Mr. Sale did well to put the Hama massacre into context. The Muslim Brotherhood, as indicated by their actions, were not nice people, and their idea of protest was to cut the throats of Alawites instead of a web 3.0 protests. The beheading videos suggest to me the Islamists haven't much changed their preferences.
Assad the Elder cracked down on Hama brutally, but he didn't do sio because that particular morning he had that bloodthirst. To claim otherwise is writing a cartoon history of Syria.
Come to think of it, Sountern secession to me implies that to the Southerners Lincoln was not their president. They had their own president.
Posted by: confusedponderer | 12 September 2013 at 07:35 AM
Enjoyed your essay...and for the most part, agree with it. But why in the world do think Eugene Robinson "should know better"? He has been a major player, enabler, of the kind of culture I take it you condemn. He is a moron talking head who views all the world through a sophomoric, DC, partisan 'good guy bad guy who is winning who is losing' lens. Whether the subject is Syria or where to order pizza, the dynamics are the same. Who is looking 'strong'? Who is looking 'weak', who gets the promotion, who does not.
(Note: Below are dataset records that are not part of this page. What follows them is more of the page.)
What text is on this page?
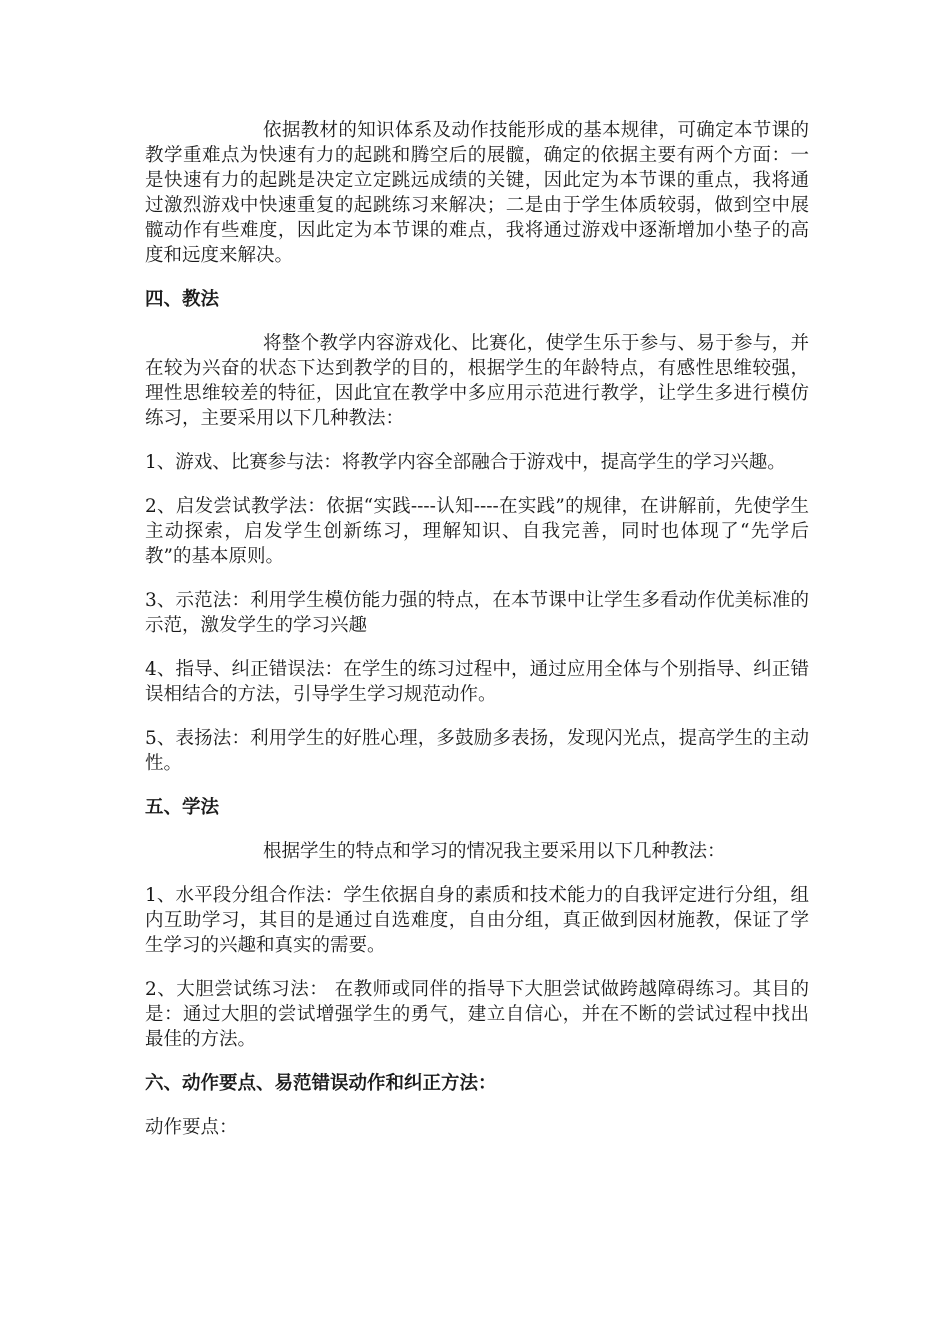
依据教材的知识体系及动作技能形成的基本规律，可确定本节课的教学重难点为快速有力的起跳和腾空后的展髋，确定的依据主要有两个方面：一是快速有力的起跳是决定立定跳远成绩的关键，因此定为本节课的重点，我将通过激烈游戏中快速重复的起跳练习来解决；二是由于学生体质较弱，做到空中展髋动作有些难度，因此定为本节课的难点，我将通过游戏中逐渐增加小垫子的高度和远度来解决。

四、教法

将整个教学内容游戏化、比赛化，使学生乐于参与、易于参与，并在较为兴奋的状态下达到教学的目的，根据学生的年龄特点，有感性思维较强，理性思维较差的特征，因此宜在教学中多应用示范进行教学，让学生多进行模仿练习，主要采用以下几种教法：

1、游戏、比赛参与法：将教学内容全部融合于游戏中，提高学生的学习兴趣。

2、启发尝试教学法：依据“实践----认知----在实践”的规律，在讲解前，先使学生主动探索，启发学生创新练习，理解知识、自我完善，同时也体现了“先学后教”的基本原则。

3、示范法：利用学生模仿能力强的特点，在本节课中让学生多看动作优美标准的示范，激发学生的学习兴趣

4、指导、纠正错误法：在学生的练习过程中，通过应用全体与个别指导、纠正错误相结合的方法，引导学生学习规范动作。

5、表扬法：利用学生的好胜心理，多鼓励多表扬，发现闪光点，提高学生的主动性。

五、学法

根据学生的特点和学习的情况我主要采用以下几种教法：

1、水平段分组合作法：学生依据自身的素质和技术能力的自我评定进行分组，组内互助学习，其目的是通过自选难度，自由分组，真正做到因材施教，保证了学生学习的兴趣和真实的需要。

2、大胆尝试练习法： 在教师或同伴的指导下大胆尝试做跨越障碍练习。其目的是：通过大胆的尝试增强学生的勇气，建立自信心，并在不断的尝试过程中找出最佳的方法。

六、动作要点、易范错误动作和纠正方法：

动作要点：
Posted by: jonst | 12 September 2013 at 08:14 AM
But Americans think "Rule of Law" is some outworn Republican Party campaign slogan - or else has something to do with Swat Teams.
Posted by: rjj | 12 September 2013 at 09:52 AM
jonst: Putin continues to put the boot in. See http://www.bbc.co.uk/news/world-us-canada-24067370
It's sad when a Russian strongman lectures us about our hypocrisy--and yet I find myself agreeing with the Russian. Sad, indeed.